Prenons un exemple : au sommet d'une colline se trouve une ancienne chapelle, accessible au bout d'un chemin pierreux et sinueux. Pour pénétrer dans la chapelle, une clé est nécessaire, que me confie le maire du village. Cette clé, gardée en poche, n'a aucune valeur durant la progression sur le chemin, si ce n'est de me rappeler que je me dirige vers une porte. Mais elle n'a absolument pas le pouvoir de raccourcir ou de supprimer le chemin. Elle ne deviendra précieuse que lorsque, après bien des efforts, j'atteindrai la porte du sanctuaire.
Dans la tradition kabbalistique, l'idée de la clé et de la porte revêt une dimension profonde. La voie kabbalistique nous enseigne que le véritable cheminement spirituel ne se résume pas à la simple acquisition de connaissances ou de techniques ésotériques. Il s'agit d'une transformation intérieure, où chaque étape du chemin est une épreuve destinée à purifier l'âme et à la préparer à recevoir la lumière divine. La clé symbolise la compréhension et la sagesse acquises à travers les épreuves, et non un simple artefact magique.

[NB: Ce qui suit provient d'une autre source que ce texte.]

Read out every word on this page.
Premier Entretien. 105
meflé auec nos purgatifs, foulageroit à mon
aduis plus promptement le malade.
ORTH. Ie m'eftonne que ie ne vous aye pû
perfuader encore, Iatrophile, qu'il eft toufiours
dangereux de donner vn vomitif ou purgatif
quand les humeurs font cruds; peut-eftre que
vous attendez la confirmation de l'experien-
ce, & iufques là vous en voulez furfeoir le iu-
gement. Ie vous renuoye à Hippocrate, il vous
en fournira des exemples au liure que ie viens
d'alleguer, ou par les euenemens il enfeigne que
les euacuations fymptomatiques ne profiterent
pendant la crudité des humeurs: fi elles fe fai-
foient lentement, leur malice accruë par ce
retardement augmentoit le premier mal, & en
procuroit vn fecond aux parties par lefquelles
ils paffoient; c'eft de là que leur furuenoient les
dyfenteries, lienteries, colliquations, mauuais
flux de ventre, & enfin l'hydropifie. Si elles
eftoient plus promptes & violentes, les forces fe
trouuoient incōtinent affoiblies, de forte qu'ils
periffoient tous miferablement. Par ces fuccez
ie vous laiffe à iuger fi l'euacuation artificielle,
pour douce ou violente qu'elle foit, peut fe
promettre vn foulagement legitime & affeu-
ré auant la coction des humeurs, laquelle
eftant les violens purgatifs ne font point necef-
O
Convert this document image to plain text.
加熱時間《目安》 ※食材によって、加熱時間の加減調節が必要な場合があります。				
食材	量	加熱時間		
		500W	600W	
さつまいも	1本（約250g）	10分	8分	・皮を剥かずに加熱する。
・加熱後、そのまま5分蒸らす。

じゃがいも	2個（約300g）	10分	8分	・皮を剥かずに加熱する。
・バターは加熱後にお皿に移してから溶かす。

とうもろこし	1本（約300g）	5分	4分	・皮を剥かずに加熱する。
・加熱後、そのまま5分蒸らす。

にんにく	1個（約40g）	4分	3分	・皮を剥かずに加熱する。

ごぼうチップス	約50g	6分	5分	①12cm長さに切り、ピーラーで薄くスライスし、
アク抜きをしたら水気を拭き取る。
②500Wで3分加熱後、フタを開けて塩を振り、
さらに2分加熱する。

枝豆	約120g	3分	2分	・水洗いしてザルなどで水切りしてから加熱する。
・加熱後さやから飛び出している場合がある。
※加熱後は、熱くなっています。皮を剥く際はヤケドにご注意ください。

Les sages kabbalistes, tels qu'Abraham Aboulâfia (une sorte de Shoshani du XIIIe siècle), insistent sur l'importance de l'expérience personnelle et de la méditation dans l'acquisition de la Sagesse. Les « clés » extérieures, comme les textes sacrés et les enseignements, ne sont que des aides pour éveiller les clés intérieures que nous possédons tous. C'est en traversant les difficultés et en surmontant les obstacles que l'on affine son âme et que l'on se prépare à ouvrir la porte du savoir véritable. Ainsi, le cheminement lui-même devient la véritable clé, car il forge l'être capable de comprendre et d'utiliser la clé finale.
Clés et clavicules
La notion de « clé » peut être approfondie en la comparant à celle de « clavicule », présente dans les grimoires. Les clavicules, littéralement des « petites clés », sont des livres de magie contenant des formules et des rituels pour accéder à des pouvoirs mystiques. À l'instar des clés, les clavicules ne sont pas des solutions instantanées et magiques. Elles nécessitent une compréhension profonde et une préparation rigoureuse pour être utilisées efficacement. Donc de la patience et du labeur.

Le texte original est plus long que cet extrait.